When to use: Event-driven systems where one action produces events to multiple queues.
Pattern 4: Trace Correlation
Use a correlation ID to trace an event chain across multiple services.
import uuid
def test_order_flow_end_to_end(api_client, trace_store):
"""Trace an order through the entire event pipeline."""
correlation_id = str(uuid.uuid4())
# Initiate the flow
response = api_client.post("/api/orders", json={
**ORDER_PAYLOAD,
"correlation_id": correlation_id,
})
assert response.status_code == 201
# Wait for all services to process
time.sleep(15)
# Query the trace store for all events with this correlation ID
traces = trace_store.get_traces(correlation_id)
# Verify the expected event chain
event_types = [t["event_type"] for t in traces]
assert "order.created" in event_types
assert "payment.initiated" in event_types
assert "payment.completed" in event_types
assert "inventory.reserved" in event_types
assert "shipping.label_created" in event_types
assert "notification.sent" in event_types
# Verify ordering
order_idx = event_types.index("order.created")
payment_idx = event_types.index("payment.completed")
shipping_idx = event_types.index("shipping.label_created")
assert order_idx < payment_idx < shipping_idx, (
f"Events out of order: order@{order_idx}, "
f"payment@{payment_idx}, shipping@{shipping_idx}"
)
When to use: Complex flows spanning multiple services.
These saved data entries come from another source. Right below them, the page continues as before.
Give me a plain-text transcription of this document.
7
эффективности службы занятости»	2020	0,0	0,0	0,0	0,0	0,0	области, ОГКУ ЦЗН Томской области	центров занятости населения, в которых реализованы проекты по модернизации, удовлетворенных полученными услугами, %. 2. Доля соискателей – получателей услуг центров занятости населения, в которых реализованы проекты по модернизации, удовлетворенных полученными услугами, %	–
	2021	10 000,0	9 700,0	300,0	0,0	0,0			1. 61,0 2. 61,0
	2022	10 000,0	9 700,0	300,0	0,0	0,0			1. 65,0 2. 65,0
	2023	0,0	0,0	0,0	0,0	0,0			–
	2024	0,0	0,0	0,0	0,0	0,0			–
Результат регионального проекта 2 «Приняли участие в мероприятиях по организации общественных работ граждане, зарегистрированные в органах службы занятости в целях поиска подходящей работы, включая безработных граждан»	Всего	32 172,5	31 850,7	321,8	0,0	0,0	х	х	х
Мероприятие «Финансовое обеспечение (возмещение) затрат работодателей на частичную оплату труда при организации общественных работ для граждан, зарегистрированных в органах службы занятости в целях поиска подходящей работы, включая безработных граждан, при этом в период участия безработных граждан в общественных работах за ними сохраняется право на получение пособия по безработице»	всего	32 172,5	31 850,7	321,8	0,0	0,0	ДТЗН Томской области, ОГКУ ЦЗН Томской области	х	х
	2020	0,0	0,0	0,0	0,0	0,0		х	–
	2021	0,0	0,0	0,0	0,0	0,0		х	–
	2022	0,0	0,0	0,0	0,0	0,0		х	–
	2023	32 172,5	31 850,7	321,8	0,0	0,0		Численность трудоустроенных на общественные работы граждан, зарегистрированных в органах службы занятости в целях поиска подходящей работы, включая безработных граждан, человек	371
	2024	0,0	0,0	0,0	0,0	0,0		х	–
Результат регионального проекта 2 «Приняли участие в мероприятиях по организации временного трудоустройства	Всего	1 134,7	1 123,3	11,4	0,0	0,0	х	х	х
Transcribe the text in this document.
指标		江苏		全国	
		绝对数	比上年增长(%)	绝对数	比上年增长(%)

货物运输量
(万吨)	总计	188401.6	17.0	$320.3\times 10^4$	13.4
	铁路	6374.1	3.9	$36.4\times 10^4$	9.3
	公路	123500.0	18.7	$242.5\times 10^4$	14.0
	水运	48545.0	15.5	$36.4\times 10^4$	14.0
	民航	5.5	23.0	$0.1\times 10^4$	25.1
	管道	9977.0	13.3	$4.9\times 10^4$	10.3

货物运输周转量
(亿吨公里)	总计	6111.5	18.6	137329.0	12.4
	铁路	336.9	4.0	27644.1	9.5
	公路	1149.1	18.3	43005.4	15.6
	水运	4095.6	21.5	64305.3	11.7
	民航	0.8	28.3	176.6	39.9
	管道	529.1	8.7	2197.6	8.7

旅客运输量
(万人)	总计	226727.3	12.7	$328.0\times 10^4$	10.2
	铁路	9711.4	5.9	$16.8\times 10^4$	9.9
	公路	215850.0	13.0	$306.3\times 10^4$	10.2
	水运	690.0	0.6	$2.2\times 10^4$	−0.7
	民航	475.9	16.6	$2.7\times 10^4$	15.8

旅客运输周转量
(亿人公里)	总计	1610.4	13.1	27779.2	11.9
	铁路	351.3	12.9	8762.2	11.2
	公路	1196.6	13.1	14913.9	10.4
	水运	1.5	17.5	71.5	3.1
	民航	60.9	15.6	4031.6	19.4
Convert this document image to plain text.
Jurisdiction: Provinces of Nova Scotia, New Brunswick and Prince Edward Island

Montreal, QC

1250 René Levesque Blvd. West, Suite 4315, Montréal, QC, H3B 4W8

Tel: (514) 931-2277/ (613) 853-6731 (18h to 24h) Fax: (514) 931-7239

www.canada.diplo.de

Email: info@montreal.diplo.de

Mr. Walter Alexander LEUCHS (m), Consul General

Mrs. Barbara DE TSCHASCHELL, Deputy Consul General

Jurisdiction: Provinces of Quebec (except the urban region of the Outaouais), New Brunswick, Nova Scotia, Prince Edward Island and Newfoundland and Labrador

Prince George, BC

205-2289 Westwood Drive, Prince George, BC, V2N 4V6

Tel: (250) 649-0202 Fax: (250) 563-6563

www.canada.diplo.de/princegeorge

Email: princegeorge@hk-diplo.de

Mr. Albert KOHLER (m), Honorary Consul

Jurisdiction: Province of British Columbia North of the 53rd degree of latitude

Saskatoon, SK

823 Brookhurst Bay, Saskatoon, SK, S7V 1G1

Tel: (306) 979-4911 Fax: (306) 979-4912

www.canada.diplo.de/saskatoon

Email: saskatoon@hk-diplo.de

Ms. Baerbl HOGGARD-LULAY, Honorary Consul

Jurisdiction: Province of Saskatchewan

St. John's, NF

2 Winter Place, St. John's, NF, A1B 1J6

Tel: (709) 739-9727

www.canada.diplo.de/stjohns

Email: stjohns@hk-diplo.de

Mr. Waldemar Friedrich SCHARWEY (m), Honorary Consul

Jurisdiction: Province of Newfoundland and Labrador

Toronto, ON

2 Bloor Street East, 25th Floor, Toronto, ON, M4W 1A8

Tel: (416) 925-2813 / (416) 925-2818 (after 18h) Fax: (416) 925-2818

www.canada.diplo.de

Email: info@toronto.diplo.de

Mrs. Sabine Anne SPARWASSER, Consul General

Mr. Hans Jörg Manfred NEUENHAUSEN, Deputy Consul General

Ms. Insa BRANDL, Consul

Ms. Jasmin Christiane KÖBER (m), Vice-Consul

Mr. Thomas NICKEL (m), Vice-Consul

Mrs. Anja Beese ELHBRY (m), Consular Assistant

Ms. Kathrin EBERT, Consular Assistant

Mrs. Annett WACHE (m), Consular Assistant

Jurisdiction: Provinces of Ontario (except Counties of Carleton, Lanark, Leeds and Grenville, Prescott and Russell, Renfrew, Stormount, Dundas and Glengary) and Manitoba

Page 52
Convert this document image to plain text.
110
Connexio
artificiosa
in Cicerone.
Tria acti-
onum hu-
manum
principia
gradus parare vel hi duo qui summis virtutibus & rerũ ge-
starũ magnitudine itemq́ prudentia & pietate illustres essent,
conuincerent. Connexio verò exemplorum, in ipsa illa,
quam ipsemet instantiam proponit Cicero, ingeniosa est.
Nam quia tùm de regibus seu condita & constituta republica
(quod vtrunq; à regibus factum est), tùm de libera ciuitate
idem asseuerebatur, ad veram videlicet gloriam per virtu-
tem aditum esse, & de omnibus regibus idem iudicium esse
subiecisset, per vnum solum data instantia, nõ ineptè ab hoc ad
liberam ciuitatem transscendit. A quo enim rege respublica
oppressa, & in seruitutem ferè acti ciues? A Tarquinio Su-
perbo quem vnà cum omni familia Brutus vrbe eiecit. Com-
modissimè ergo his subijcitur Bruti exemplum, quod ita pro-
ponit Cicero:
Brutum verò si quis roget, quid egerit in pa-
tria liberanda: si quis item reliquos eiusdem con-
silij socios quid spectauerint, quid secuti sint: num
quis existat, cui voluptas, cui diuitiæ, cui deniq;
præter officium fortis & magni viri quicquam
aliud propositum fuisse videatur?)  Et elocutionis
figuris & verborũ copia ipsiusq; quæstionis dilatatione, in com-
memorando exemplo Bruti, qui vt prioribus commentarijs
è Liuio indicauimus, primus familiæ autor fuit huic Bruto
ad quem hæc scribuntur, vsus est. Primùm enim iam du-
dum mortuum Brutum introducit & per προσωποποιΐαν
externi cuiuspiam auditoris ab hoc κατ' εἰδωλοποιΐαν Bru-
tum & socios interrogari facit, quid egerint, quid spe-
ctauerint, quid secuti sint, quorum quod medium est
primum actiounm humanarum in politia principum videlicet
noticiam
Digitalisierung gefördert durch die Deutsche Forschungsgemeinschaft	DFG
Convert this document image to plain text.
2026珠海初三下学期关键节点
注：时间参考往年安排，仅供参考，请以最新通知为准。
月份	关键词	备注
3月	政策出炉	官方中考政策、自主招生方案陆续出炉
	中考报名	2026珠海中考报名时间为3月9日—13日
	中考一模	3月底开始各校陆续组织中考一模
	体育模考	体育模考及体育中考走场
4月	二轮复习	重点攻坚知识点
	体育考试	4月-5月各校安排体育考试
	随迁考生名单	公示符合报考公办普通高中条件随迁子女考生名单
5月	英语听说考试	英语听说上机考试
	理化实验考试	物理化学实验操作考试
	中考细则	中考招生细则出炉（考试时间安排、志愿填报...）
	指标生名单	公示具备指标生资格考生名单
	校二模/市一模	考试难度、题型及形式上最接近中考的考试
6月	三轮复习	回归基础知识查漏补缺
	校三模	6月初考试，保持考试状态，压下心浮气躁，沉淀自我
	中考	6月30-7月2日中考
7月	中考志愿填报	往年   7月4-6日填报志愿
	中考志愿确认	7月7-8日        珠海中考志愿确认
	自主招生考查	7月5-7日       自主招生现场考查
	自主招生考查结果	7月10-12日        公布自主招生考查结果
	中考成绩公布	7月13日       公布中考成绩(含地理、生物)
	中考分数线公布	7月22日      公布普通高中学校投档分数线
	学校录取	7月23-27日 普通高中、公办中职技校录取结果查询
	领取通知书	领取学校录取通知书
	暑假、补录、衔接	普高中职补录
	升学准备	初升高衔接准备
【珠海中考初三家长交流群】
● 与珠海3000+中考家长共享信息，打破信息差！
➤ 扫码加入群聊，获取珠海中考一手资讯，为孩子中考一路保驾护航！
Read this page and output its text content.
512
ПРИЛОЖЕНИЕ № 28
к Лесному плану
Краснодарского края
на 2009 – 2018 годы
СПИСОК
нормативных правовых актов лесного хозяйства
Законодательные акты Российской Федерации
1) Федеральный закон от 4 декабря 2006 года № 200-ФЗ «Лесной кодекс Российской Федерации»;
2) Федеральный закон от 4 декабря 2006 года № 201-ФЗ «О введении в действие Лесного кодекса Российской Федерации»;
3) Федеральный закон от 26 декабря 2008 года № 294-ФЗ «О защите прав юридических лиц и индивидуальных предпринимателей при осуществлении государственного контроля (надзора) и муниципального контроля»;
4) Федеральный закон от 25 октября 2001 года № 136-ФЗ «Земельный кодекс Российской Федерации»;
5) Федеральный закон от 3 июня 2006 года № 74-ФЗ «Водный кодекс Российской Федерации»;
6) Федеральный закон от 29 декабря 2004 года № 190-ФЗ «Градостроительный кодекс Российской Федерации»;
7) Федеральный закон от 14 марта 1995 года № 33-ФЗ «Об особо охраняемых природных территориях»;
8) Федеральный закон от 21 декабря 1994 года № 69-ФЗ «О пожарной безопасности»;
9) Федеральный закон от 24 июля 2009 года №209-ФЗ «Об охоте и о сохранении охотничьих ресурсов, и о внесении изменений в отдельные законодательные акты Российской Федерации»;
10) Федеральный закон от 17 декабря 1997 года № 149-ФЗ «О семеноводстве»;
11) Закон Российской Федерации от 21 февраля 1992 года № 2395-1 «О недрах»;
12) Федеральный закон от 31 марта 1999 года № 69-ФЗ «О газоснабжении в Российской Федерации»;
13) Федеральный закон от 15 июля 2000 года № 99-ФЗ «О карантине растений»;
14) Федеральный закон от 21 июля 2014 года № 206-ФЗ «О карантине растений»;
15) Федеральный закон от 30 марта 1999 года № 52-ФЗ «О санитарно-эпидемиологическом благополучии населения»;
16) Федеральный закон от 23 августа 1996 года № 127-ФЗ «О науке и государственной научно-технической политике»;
Verifying the entire chain completed correctly.
Pattern 5: Snapshot Comparison
Compare database state before and after an event to verify the event's side effects.
def test_inventory_updated_after_order(db, kafka_producer):
"""Order event should decrement inventory."""
# Snapshot before
before = db.get_inventory("prod-789")
assert before.quantity == 100
# Send order event
kafka_producer.send("order.created", {
"order_id": "ord-snap",
"items": [{"product_id": "prod-789", "quantity": 3}]
})
# Wait for processing
wait_for_condition(
lambda: db.get_inventory("prod-789").quantity != 100,
timeout=10,
message="Inventory was not updated"
)
# Snapshot after
after = db.get_inventory("prod-789")
assert after.quantity == 97, (
f"Expected 97 (100 - 3), got {after.quantity}"
)
When to use: State verification. Confirming that events correctly modify persistent state.
Pattern Selection Guide
| Pattern | When to Use | Complexity | Reliability |
|---|---|---|---|
| Poll and wait | Simple state check after event | Low | High |
| Callback capture | Webhook verification | Medium | High |
| Queue drain | Multi-queue event verification | Medium | Medium |
| Trace correlation | Cross-service event chains | High | Medium |
| Snapshot comparison | Database state verification | Low | High |
Common Pitfalls in Async Testing
Pitfall 1: Hardcoded sleep()
# BAD: hardcoded sleep
kafka_producer.send("order.created", event)
time.sleep(5) # Hope it processed in 5 seconds
order = db.get_order("ord-1")
assert order is not None
# GOOD: poll with timeout
kafka_producer.send("order.created", event)
order = wait_for_condition(
lambda: db.get_order("ord-1"),
timeout=10
)
assert order is not None
Pitfall 2: Not Cleaning Up Queues Between Tests
@pytest.fixture(autouse=True)
def clean_queues(sqs_queues):
"""Drain all queues before each test to prevent cross-contamination."""
for queue_url in sqs_queues.values():
drain_queue(queue_url, expected_count=100, timeout=2)
yield
Pitfall 3: Ignoring Message Ordering
When testing ordering, always verify with indexed assertions, not just presence checks:
# BAD: only checks presence
assert "order.created" in events
assert "payment.completed" in events
# GOOD: checks order
assert events.index("order.created") < events.index("payment.completed")
Key Takeaway
Asynchronous testing requires explicit patterns for waiting, capturing, and verifying. The five patterns (poll-and-wait, callback capture, queue drain, trace correlation, snapshot comparison) cover the full range of async testing scenarios. Choose based on system architecture and verify not just that events arrive, but that they arrive in the correct order with the correct content.